Write down ten words to describe yourself. Then write down one reason each trait might exist in you, given your past. At the bottom of the page, write, “I will accept you as you are.” Tape this to the wall. Do this every Monday, until your wall is full. Notice how the words you use to describe yourself start to change for the better. You need to start taking pride in who you are. That includes taking pride in where you’ve been, and how you’ve adapted in ways you never give yourself credit for.
During the day, when you’re tempted to look at social media, when you’re tempted to go on Tinder, when you’re tempted to do something that will hurt you, when you’re thinking in circles, when you’re trying to DECIDE something, stop. Say to yourself, “My first job is to slow down, to be still. My first job is to enjoy this day. My first job is to accept myself and feel my feelings.” Make a vow not to abandon yourself, the way you did with the sleazy guy and the boyfriends of friends. You don’t have to manage your father. You deserve better. Make that your mantra. You deserve better from yourself. You deserve protection from these things that hurt you. I know you don’t think you do. That’s your disordered mind talking.
You are precious, Directionless. When you slow down, you will feel that in your bones. You will feel disgusting and horrible, but slowly you’ll see that it’s beautiful, this moment of knowing how sick you are. You will find your will to go on in spite of how horrible it all is, how horrible you are. You will find your direction. Stop thinking about it and instead, submerge yourself in other people’s work: their art, their books, their lives. Your brilliance is waiting for you to slow down. Your path is waiting for you, patiently. You have to learn to trust yourself.
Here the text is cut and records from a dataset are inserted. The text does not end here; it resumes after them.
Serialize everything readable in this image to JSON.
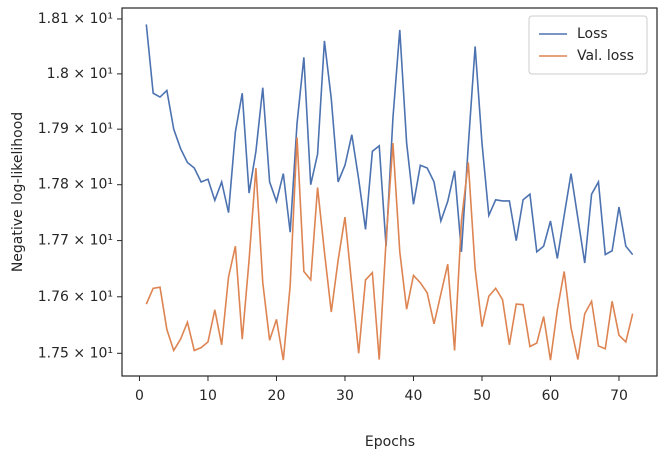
{
  "chart_data": {
    "type": "line",
    "xlabel": "Epochs",
    "ylabel": "Negative log-likelihood",
    "x": [
      1,
      2,
      3,
      4,
      5,
      6,
      7,
      8,
      9,
      10,
      11,
      12,
      13,
      14,
      15,
      16,
      17,
      18,
      19,
      20,
      21,
      22,
      23,
      24,
      25,
      26,
      27,
      28,
      29,
      30,
      31,
      32,
      33,
      34,
      35,
      36,
      37,
      38,
      39,
      40,
      41,
      42,
      43,
      44,
      45,
      46,
      47,
      48,
      49,
      50,
      51,
      52,
      53,
      54,
      55,
      56,
      57,
      58,
      59,
      60,
      61,
      62,
      63,
      64,
      65,
      66,
      67,
      68,
      69,
      70,
      71,
      72
    ],
    "series": [
      {
        "name": "Loss",
        "color": "#4c72b0",
        "values": [
          18.09,
          17.965,
          17.958,
          17.97,
          17.9,
          17.865,
          17.84,
          17.83,
          17.805,
          17.81,
          17.772,
          17.805,
          17.75,
          17.895,
          17.965,
          17.785,
          17.86,
          17.975,
          17.805,
          17.77,
          17.82,
          17.715,
          17.91,
          18.03,
          17.8,
          17.855,
          18.06,
          17.955,
          17.805,
          17.835,
          17.89,
          17.81,
          17.72,
          17.86,
          17.87,
          17.69,
          17.92,
          18.08,
          17.875,
          17.765,
          17.835,
          17.83,
          17.805,
          17.735,
          17.77,
          17.825,
          17.68,
          17.87,
          18.05,
          17.875,
          17.745,
          17.773,
          17.771,
          17.771,
          17.7,
          17.773,
          17.783,
          17.68,
          17.69,
          17.735,
          17.668,
          17.745,
          17.82,
          17.74,
          17.66,
          17.783,
          17.805,
          17.675,
          17.682,
          17.76,
          17.69,
          17.675
        ]
      },
      {
        "name": "Val. loss",
        "color": "#dd8452",
        "values": [
          17.587,
          17.615,
          17.617,
          17.542,
          17.505,
          17.525,
          17.555,
          17.505,
          17.51,
          17.52,
          17.577,
          17.515,
          17.635,
          17.69,
          17.525,
          17.665,
          17.83,
          17.625,
          17.523,
          17.56,
          17.488,
          17.62,
          17.885,
          17.645,
          17.63,
          17.795,
          17.68,
          17.573,
          17.665,
          17.742,
          17.62,
          17.5,
          17.63,
          17.643,
          17.489,
          17.7,
          17.875,
          17.68,
          17.578,
          17.638,
          17.625,
          17.607,
          17.552,
          17.605,
          17.658,
          17.505,
          17.735,
          17.84,
          17.65,
          17.547,
          17.601,
          17.615,
          17.595,
          17.515,
          17.587,
          17.586,
          17.512,
          17.518,
          17.565,
          17.488,
          17.577,
          17.645,
          17.545,
          17.489,
          17.57,
          17.592,
          17.513,
          17.508,
          17.592,
          17.532,
          17.52,
          17.57
        ]
      }
    ],
    "xlim": [
      -2.55,
      75.55
    ],
    "xticks": [
      0,
      10,
      20,
      30,
      40,
      50,
      60,
      70
    ],
    "ylim": [
      17.46,
      18.12
    ],
    "yscale": "log",
    "yticks": [
      {
        "value": 17.5,
        "label": "1.75 × 10¹"
      },
      {
        "value": 17.6,
        "label": "1.76 × 10¹"
      },
      {
        "value": 17.7,
        "label": "1.77 × 10¹"
      },
      {
        "value": 17.8,
        "label": "1.78 × 10¹"
      },
      {
        "value": 17.9,
        "label": "1.79 × 10¹"
      },
      {
        "value": 18.0,
        "label": "1.8 × 10¹"
      },
      {
        "value": 18.1,
        "label": "1.81 × 10¹"
      }
    ],
    "grid": false,
    "legend": "upper right"
  }
}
You have to search for your broken, scared self. Not someone else’s idea of you. Not someone else’s approval. Your broken, scared self is the only self that can lead you forward from here.
I know it sounds impossible. I want you to know that I hear you clearly. You want me to know that everything is fucked, that YOU are fucked. I believe you and I know it hurts. I know it’s worse than anyone else can see. I know how it feels to live there.
I also know that you’re ready to live somewhere else now. You’re ready to face the truth. You’re ready to be who you are, even when no one is there to approve of you or give you love or tell you you’re great. You’re going to give yourself what you need now, and it’s going to feel a million times more satisfying than anything else you’ve ever done.
You are not lazy. You’re working too hard. Give yourself a break. Learn to slow down and savor who you are, today, right now — all of your crimes and mistakes, all of your circling thoughts, all of your broken pieces. This is your true calling: You are called to build something beautiful from this wreckage. You are called to trust your emotions and let them guide you for the first time. Everything else feels arbitrary and pointless because it is. Your heart has been waiting to lead you forward. Listen to your heart. Follow it.